The most common digital deformities are hammertoes, claw toes, mallet toes, bone spurs, overlapping and underlapping toes, and curled toes.
These deformities may or may not be painful. Corns and calluses - a buildup of skin on the affected joint, often associated with bursitis (inflammation of small pouches, called bursas, which lie above the joint between the tendon and skin) - are perhaps the most noticeable and bothersome symptoms. If deformities are left untreated, the toe's mobility may become limited, and more serious problems, such as skin ulceration and infection, may develop.
A hammertoe may be flexible or rigid, and may occur on any of the lesser toes. Ligaments and tendons that have tightened cause the toe's joints to buckle, cocking the toe upward. Shoes then rub on the prominent portion of the toe, leading to inflammation or bursitis. Corns and calluses soon form.

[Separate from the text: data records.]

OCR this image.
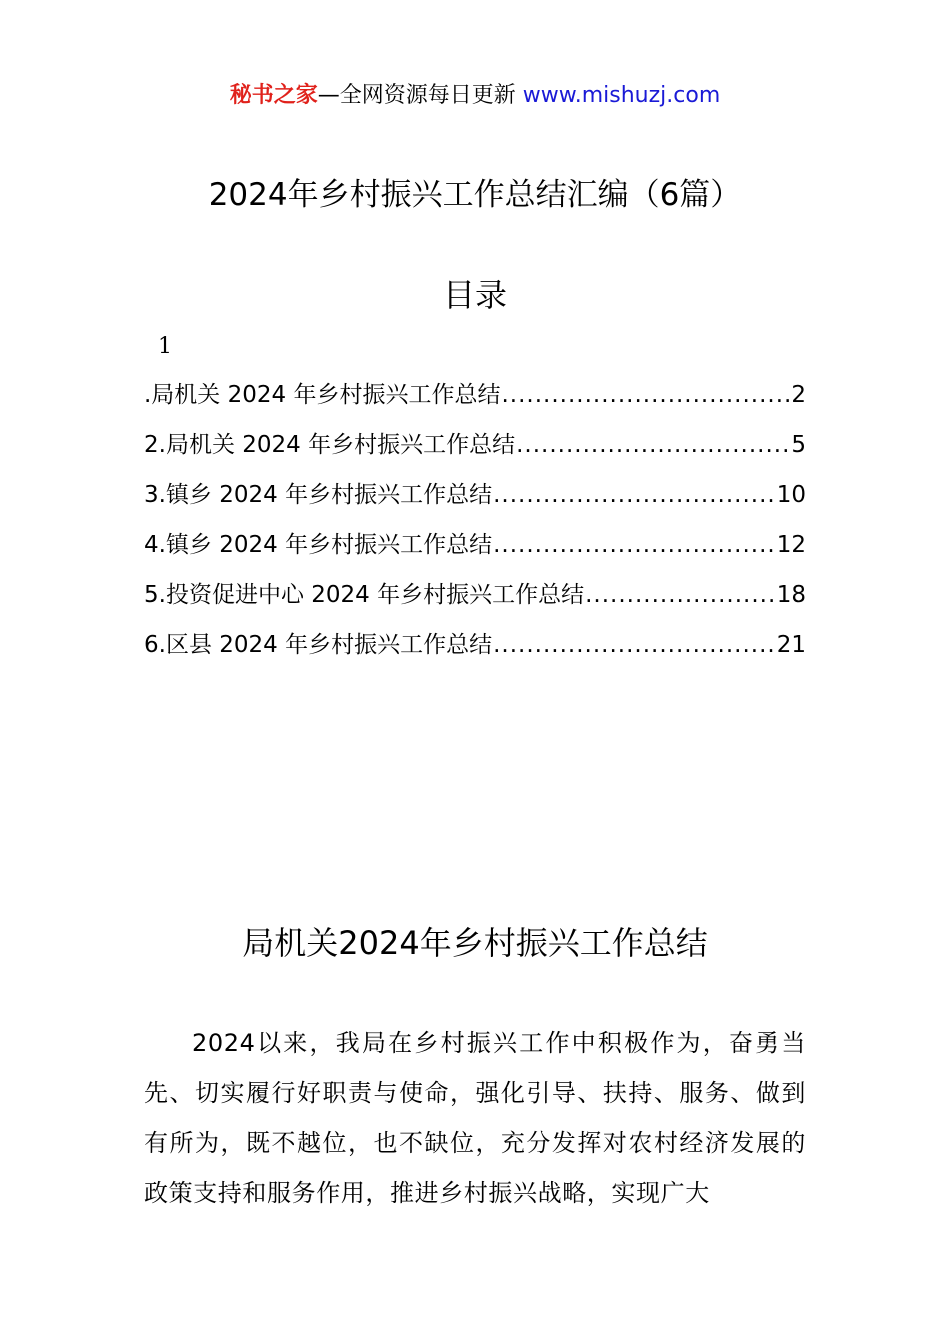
秘书之家—全网资源每日更新 www.mishuzj.com
2024年乡村振兴工作总结汇编（6篇）
目录
1
.局机关 2024 年乡村振兴工作总结 .....	2
2.局机关 2024 年乡村振兴工作总结 .....	5
3.镇乡 2024 年乡村振兴工作总结 .....	10
4.镇乡 2024 年乡村振兴工作总结 .....	12
5.投资促进中心 2024 年乡村振兴工作总结 .....	18
6.区县 2024 年乡村振兴工作总结 .....	21
局机关2024年乡村振兴工作总结

2024以来，我局在乡村振兴工作中积极作为，奋勇当先、切实履行好职责与使命，强化引导、扶持、服务、做到有所为，既不越位，也不缺位，充分发挥对农村经济发展的政策支持和服务作用，推进乡村振兴战略，实现广大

During the early stages, a hammertoe remains flexible, meaning it will straighten when pressure is applied to the buckled area. As time passes, the toe can become permanently buckled or rigid, requiring surgery for correction. Painful calluses on the bottom of the foot may accompany rigid hammertoes because of pressure generated on the joint.
Mallet Toes and Claw Toes
Mallet toes and clew toes are similar in appearance to hammertoes, but joints at different locations on the toe are affected. The joint at the end of the toe buckles in a mallet toe, while a claw toe involves abnormal positions of all three joints of the toe.
Overlapping and Underlapping Toes
Any one of the toes can overlap or underlap, pushing on adjacent toes and causing irritation.
Overlapping or underlapping of the fifth toe is a common congenital problem that is easily corrected in children. Bunions can cause the second toe to overlap in adults.
Care After Surgery
Some swelling, stiffness and limited mobility can be expected following surgery, sometimes for as long as eight to twelve weeks.
Keeping the foot elevated above heart level and applying ice packs will help reduce swelling during the first few days after surgery. Many people can walk immediately afterward, although the podiatric surgeon may restrict any such activity for at least 24 hours.
Wearing a splint or surgical shoe for the first two or three weeks after surgery is recommended. The shoe protects the foot and helps properly disperse body weight. Stitches, if present, must be kept dry until removal - generally seven to ten days following surgery.